Once the scoring is over, a preferred vendor designation is made. Most software selection committees will notify all participating vendors that a preferred vendor has been named. With the preferred vendor designation, the vendor and implementation due diligence process begins. Vendor viability assessment will include a company financial performance report, credit rating review, review for contingencies (such as existing or threatened litigation) and overall company assessment. Note that privately held companies will probably not provide you financial statements which they often regard as confidential, however, they generally do provide assurances of profitability and financial position if they are comfortable in those positions. The more time consuming task will involve a review of the vendors proposed implementation process. It is incumbent upon the buyer to make sure the implementation plan and cost estimate is complete and without omissions. As any software vendor is only as good as the consultant assigned to your engagement, I strongly recommend receiving resumes and meeting the proposed consultants before committing to the software purchase contract.

The final software selection step is negotiation. It's important to recognize that software sales people are experienced and well versed in software negotiation.

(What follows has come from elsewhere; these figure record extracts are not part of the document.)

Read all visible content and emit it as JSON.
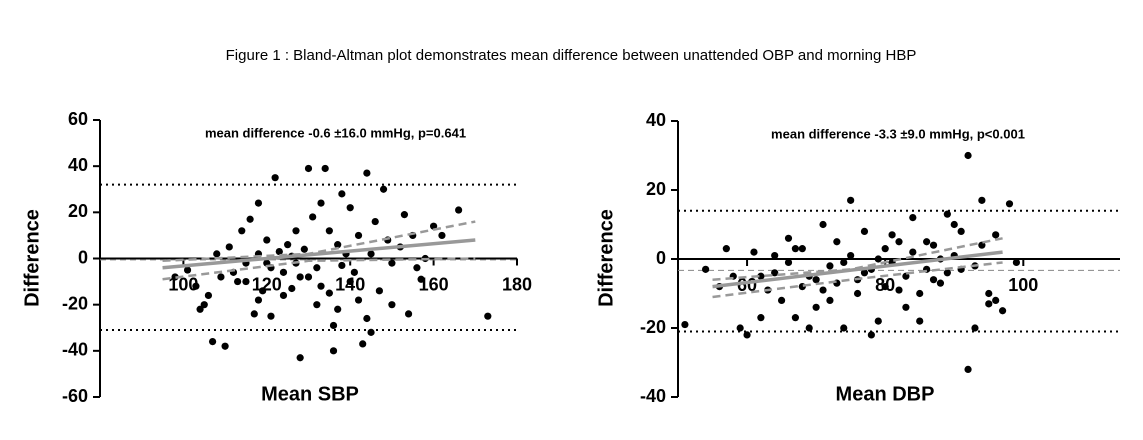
{
  "figure_title": "Figure 1 : Bland-Altman plot demonstrates mean difference between unattended OBP and morning HBP",
  "chart_data": [
    {
      "type": "scatter",
      "annotation": "mean difference -0.6 ±16.0 mmHg, p=0.641",
      "xlabel": "Mean SBP",
      "ylabel": "Difference",
      "xlim": [
        80,
        180
      ],
      "xticks": [
        100,
        120,
        140,
        160,
        180
      ],
      "ylim": [
        -60,
        60
      ],
      "yticks": [
        -60,
        -40,
        -20,
        0,
        20,
        40,
        60
      ],
      "points": {
        "color": "#000000",
        "x": [
          104,
          105,
          107,
          110,
          113,
          115,
          117,
          119,
          122,
          121,
          124,
          126,
          128,
          130,
          132,
          134,
          136,
          136,
          138,
          140,
          141,
          143,
          144,
          145,
          148,
          150,
          153,
          156,
          158,
          160,
          166,
          173,
          108,
          111,
          114,
          116,
          118,
          120,
          123,
          125,
          127,
          129,
          131,
          133,
          135,
          137,
          139,
          142,
          146,
          149,
          152,
          155,
          162,
          98,
          101,
          103,
          106,
          109,
          112,
          115,
          118,
          121,
          124,
          127,
          130,
          133,
          135,
          137,
          140,
          142,
          144,
          147,
          150,
          154,
          157,
          120,
          126,
          132,
          138,
          145,
          128,
          118
        ],
        "y": [
          -22,
          -20,
          -36,
          -38,
          -10,
          -2,
          -24,
          -14,
          35,
          -4,
          -16,
          -13,
          -43,
          39,
          -20,
          39,
          -40,
          -29,
          28,
          22,
          -6,
          -37,
          37,
          -32,
          30,
          -2,
          19,
          -4,
          0,
          14,
          21,
          -25,
          2,
          5,
          12,
          17,
          24,
          8,
          3,
          6,
          12,
          4,
          18,
          24,
          12,
          6,
          2,
          10,
          16,
          8,
          5,
          10,
          10,
          -8,
          -5,
          -12,
          -16,
          -8,
          -6,
          -10,
          -18,
          -25,
          -6,
          -2,
          -8,
          -12,
          -15,
          -22,
          -10,
          -18,
          -26,
          -14,
          -20,
          -24,
          -9,
          -2,
          1,
          -4,
          -3,
          2,
          -8,
          2
        ]
      },
      "reference_lines": [
        {
          "value": 32,
          "style": "dotted",
          "color": "#000000"
        },
        {
          "value": -0.6,
          "style": "dashed",
          "color": "#888888"
        },
        {
          "value": -31,
          "style": "dotted",
          "color": "#000000"
        }
      ],
      "fit": {
        "x": [
          95,
          170
        ],
        "y": [
          -4,
          8
        ],
        "color": "#999999"
      },
      "ci": [
        {
          "x": [
            95,
            130,
            170
          ],
          "y": [
            -1,
            2,
            16
          ],
          "color": "#999999"
        },
        {
          "x": [
            95,
            130,
            170
          ],
          "y": [
            -9,
            -1,
            0
          ],
          "color": "#999999"
        }
      ]
    },
    {
      "type": "scatter",
      "annotation": "mean difference -3.3 ±9.0 mmHg, p<0.001",
      "xlabel": "Mean DBP",
      "ylabel": "Difference",
      "xlim": [
        50,
        114
      ],
      "xticks": [
        60,
        80,
        100
      ],
      "ylim": [
        -40,
        40
      ],
      "yticks": [
        -40,
        -20,
        0,
        20,
        40
      ],
      "points": {
        "color": "#000000",
        "x": [
          51,
          54,
          57,
          59,
          60,
          62,
          64,
          65,
          66,
          67,
          68,
          69,
          70,
          71,
          72,
          73,
          74,
          75,
          76,
          77,
          78,
          79,
          80,
          81,
          82,
          83,
          84,
          85,
          86,
          87,
          88,
          89,
          90,
          91,
          92,
          93,
          94,
          95,
          96,
          97,
          98,
          99,
          92,
          58,
          61,
          63,
          66,
          68,
          70,
          72,
          73,
          75,
          77,
          78,
          80,
          81,
          83,
          84,
          85,
          86,
          87,
          88,
          89,
          90,
          91,
          93,
          94,
          95,
          96,
          62,
          64,
          69,
          71,
          74,
          76,
          79,
          82,
          56,
          67
        ],
        "y": [
          -19,
          -3,
          3,
          -20,
          -22,
          -17,
          -4,
          -12,
          6,
          -17,
          -8,
          -20,
          -6,
          10,
          -12,
          5,
          -20,
          17,
          -10,
          -4,
          -22,
          -18,
          3,
          7,
          -9,
          -14,
          12,
          -18,
          5,
          -6,
          0,
          13,
          10,
          -3,
          30,
          -20,
          17,
          -10,
          -12,
          -15,
          16,
          -1,
          -32,
          -5,
          2,
          -9,
          -1,
          3,
          -14,
          -2,
          -7,
          1,
          8,
          -3,
          -8,
          -1,
          -5,
          2,
          -10,
          -3,
          4,
          -7,
          -4,
          1,
          8,
          -2,
          4,
          -13,
          7,
          -5,
          1,
          -5,
          -9,
          -1,
          -6,
          0,
          5,
          -8,
          3
        ]
      },
      "reference_lines": [
        {
          "value": 14,
          "style": "dotted",
          "color": "#000000"
        },
        {
          "value": -3.3,
          "style": "dashed",
          "color": "#888888"
        },
        {
          "value": -21,
          "style": "dotted",
          "color": "#000000"
        }
      ],
      "fit": {
        "x": [
          55,
          97
        ],
        "y": [
          -8,
          2
        ],
        "color": "#999999"
      },
      "ci": [
        {
          "x": [
            55,
            75,
            97
          ],
          "y": [
            -6,
            -3,
            6
          ],
          "color": "#999999"
        },
        {
          "x": [
            55,
            75,
            97
          ],
          "y": [
            -11,
            -6,
            -1
          ],
          "color": "#999999"
        }
      ]
    }
  ]
}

They perform this service routinely and are highly compensated on the results they achieve for their employer. On the other hand, most CRM software buyers may endure one or two negotiation experiences in their professional career which inherently puts them at a disadvantage. The GSA schedule can neutralize negotiation tactics by mandating a best price in advance. Even if the vendor doesn't participate on the GSA schedule (and many don't), the price conclusions reached with prior government agencies can be reviewed for a meaningful comparison point. Armed with this information, price negotiation can be minimized so that more time can be spent on tying vendor payment to implementation milestones and project success.